An easy alternative is to not use out parameters at all. Going back to our function signatures above, we might rewrite them as:

struct create_file_result {
  int rc;
  FILE* file;  
};

struct create_files_result {
  int rc;
  int num_files
  FILE** files;  
};

struct create_file_result* create_file(struct file_format*);

struct create_files_result* create_files(int, char*, struct file_format*);

Here, we’re assured that none of the params are out params. And by making sure that all of our return variables are in one place, things are definitely more organized. If we keep the pattern of “each return struct has at least a return code”, then the rhythm becomes very predictable:

  1. Call function
  2. if struct some_result.rc != 0, handle errors
  3. Use variables in the given result

One common criticism of this is that too many results would lead to a polluted namespace, and that a programmer would have to constantly a) create return structs and b) check what the variables in the many structs are. I’d argue that I’d much rather check the members of a return struct over having to read through the body of a function every time I want to check which ones are return params. Also, reiterating what I said above, the pattern becomes almost second nature.

When is it okay to use out params?

I’ll get off my soap box and step back in to reality. The truth is, there’s a time and a place for almost every programming pattern, and that includes out params.

In general, out params are okay in these scenarios:

  1. Recreating common standard library utilites
  2. When using a function almost like a method

The first scenario doesn’t need much explaining.
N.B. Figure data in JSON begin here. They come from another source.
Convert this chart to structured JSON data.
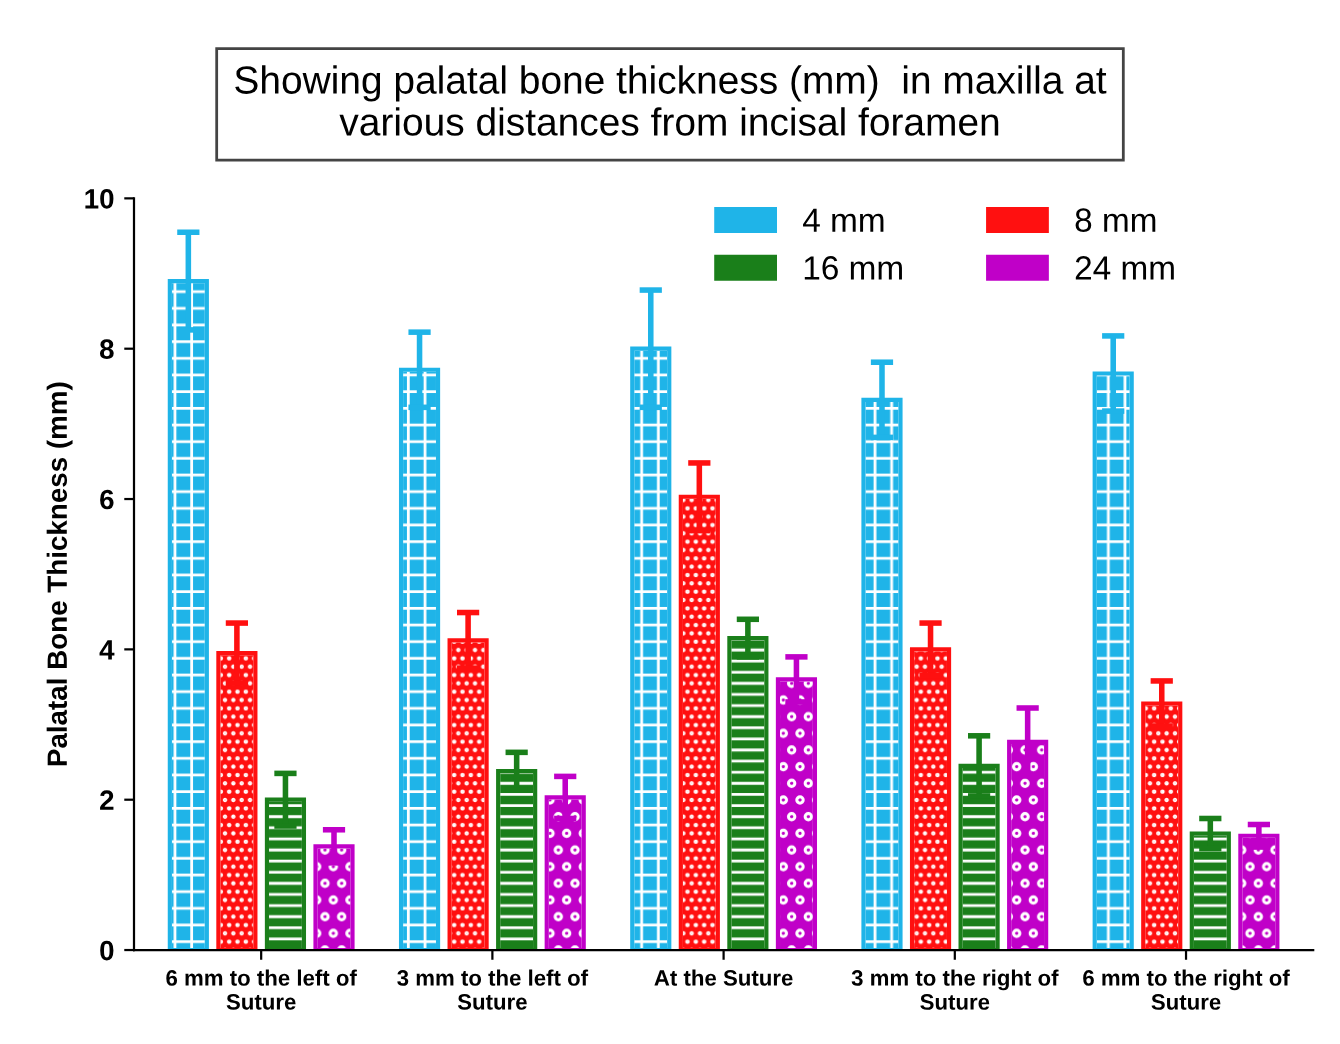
{
  "chart_data": {
    "type": "bar",
    "title": "Showing palatal bone thickness (mm)  in maxilla at\nvarious distances from incisal foramen",
    "ylabel": "Palatal Bone Thickness (mm)",
    "categories": [
      "6 mm to the left of\nSuture",
      "3 mm to the left of\nSuture",
      "At the Suture",
      "3 mm to the right of\nSuture",
      "6 mm to the right of\nSuture"
    ],
    "series": [
      {
        "name": "4 mm",
        "color": "#1fb4e8",
        "values": [
          8.9,
          7.72,
          8.0,
          7.32,
          7.67
        ],
        "errors": [
          0.65,
          0.5,
          0.78,
          0.5,
          0.5
        ]
      },
      {
        "name": "8 mm",
        "color": "#ff1010",
        "values": [
          3.95,
          4.12,
          6.03,
          4.0,
          3.28
        ],
        "errors": [
          0.4,
          0.37,
          0.45,
          0.35,
          0.3
        ]
      },
      {
        "name": "16 mm",
        "color": "#1a7f1a",
        "values": [
          2.0,
          2.38,
          4.15,
          2.45,
          1.55
        ],
        "errors": [
          0.35,
          0.25,
          0.25,
          0.4,
          0.2
        ]
      },
      {
        "name": "24 mm",
        "color": "#c000c8",
        "values": [
          1.38,
          2.03,
          3.6,
          2.77,
          1.52
        ],
        "errors": [
          0.22,
          0.28,
          0.3,
          0.45,
          0.15
        ]
      }
    ],
    "ylim": [
      0,
      10
    ],
    "yticks": [
      0,
      2,
      4,
      6,
      8,
      10
    ],
    "grid": false,
    "legend": "top right"
  }
}
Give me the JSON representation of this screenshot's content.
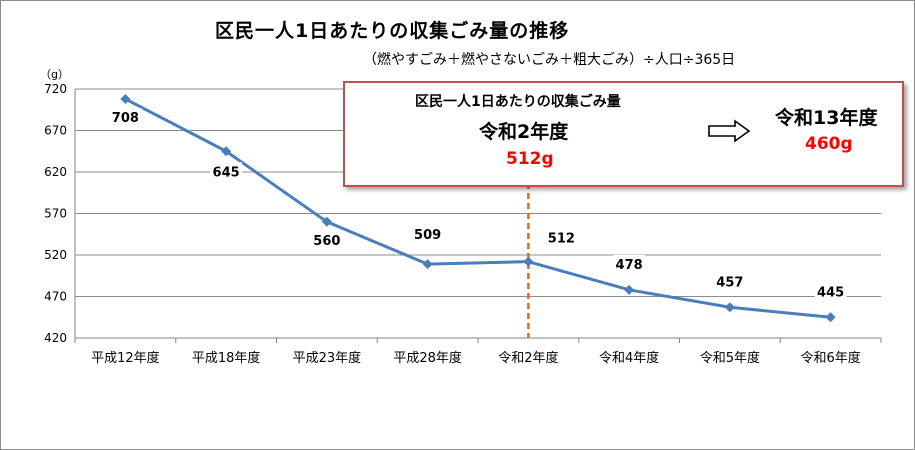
{
  "title": "区民一人1日あたりの収集ごみ量の推移",
  "subtitle": "（燃やすごみ＋燃やさないごみ＋粗大ごみ）÷人口÷365日",
  "unit": "（g）",
  "callout": {
    "label": "区民一人1日あたりの収集ごみ量",
    "year": "令和2年度",
    "value": "512g",
    "target_year": "令和13年度",
    "target_value": "460g",
    "value_color": "#ff0000",
    "border_color": "#c0504d"
  },
  "chart_data": {
    "type": "line",
    "categories": [
      "平成12年度",
      "平成18年度",
      "平成23年度",
      "平成28年度",
      "令和2年度",
      "令和4年度",
      "令和5年度",
      "令和6年度"
    ],
    "series": [
      {
        "values": [
          708,
          645,
          560,
          509,
          512,
          478,
          457,
          445
        ],
        "color": "#4a7ebb"
      }
    ],
    "data_labels": [
      "708",
      "645",
      "560",
      "509",
      "512",
      "478",
      "457",
      "445"
    ],
    "yticks": [
      "720",
      "670",
      "620",
      "570",
      "520",
      "470",
      "420"
    ],
    "ylim": [
      420,
      720
    ],
    "grid": true,
    "marker_line": {
      "category": "令和2年度",
      "color": "#e46c0a",
      "style": "dashed"
    }
  }
}
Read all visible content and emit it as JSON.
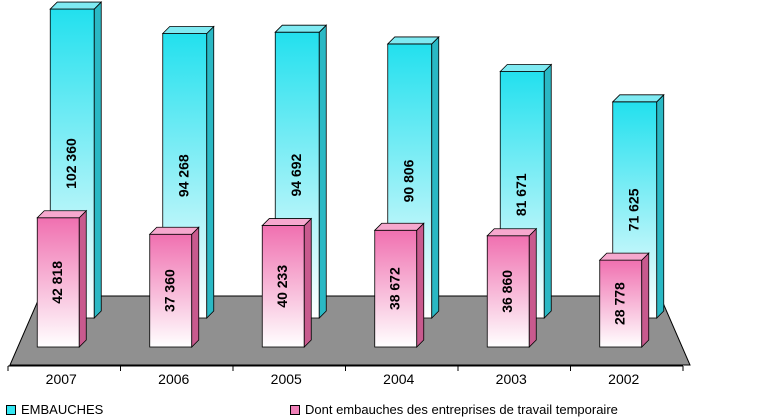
{
  "chart_data": {
    "type": "bar",
    "categories": [
      "2007",
      "2006",
      "2005",
      "2004",
      "2003",
      "2002"
    ],
    "series": [
      {
        "name": "EMBAUCHES",
        "values": [
          102360,
          94268,
          94692,
          90806,
          81671,
          71625
        ],
        "labels": [
          "102 360",
          "94 268",
          "94 692",
          "90 806",
          "81 671",
          "71 625"
        ]
      },
      {
        "name": "Dont embauches des entreprises de travail temporaire",
        "values": [
          42818,
          37360,
          40233,
          38672,
          36860,
          28778
        ],
        "labels": [
          "42 818",
          "37 360",
          "40 233",
          "38 672",
          "36 860",
          "28 778"
        ]
      }
    ],
    "ylim": [
      0,
      110000
    ],
    "grid": false,
    "legend_position": "bottom",
    "colors": {
      "embauches": "#33E6F2",
      "temporaire": "#F080B8",
      "floor": "#909090"
    }
  }
}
Of course, if you’re making your own sprintf, just use a similar function signature. No need to complicate anything there, the damage was already done.

Let’s look at scenario two:

struct Point {
    int x, y;
};

int point_init(Point*, int, int);

int point_add_x(Point*, int);
int point_add_y(Point*, int);
// other functions here

Lots of C codebases follow an object-oriented style. Here, it’s totally okay (and in fact, recommended) to use an out param, since it takes the place of a typical self parameter. This pattern is not only common in C, but it’s also common in other object-oriented languages (Python, C++, Rust (sort of)).

How to make out params less ambiguous?

If you plan on using out params, here are some recommendations to make them less ambiguous.

Mark non-out params as const 

int create_files(int, const char*, const struct file_format*, FILE**);

Here, it’s clear that the only paramter that should be modified is the last one. The rest of the paramters should remain untouched. Of course, const is a very loose contract, it’s fairly easy to get around if needed, but getting around const is not the norm.

Name parameters with an out prefix or suffix 

int create_files(int num_files, char* dir_path, const struct file_format* format, FILE** files_out);

Here, the out param is explicitly named with the suffix. There aren’t any semantic guarantees that the other pointers will remain untouched, but it can be assumed that the only out param is files_out.

I don’t think this solution is good by itself, but it works pretty well in conjuction with marking non-out params as const.

Conclusion

Overall, it’s been over 50 years since C has been around (more than double my age!). Let’s all agree to make our code just slightly more readable by using less out params.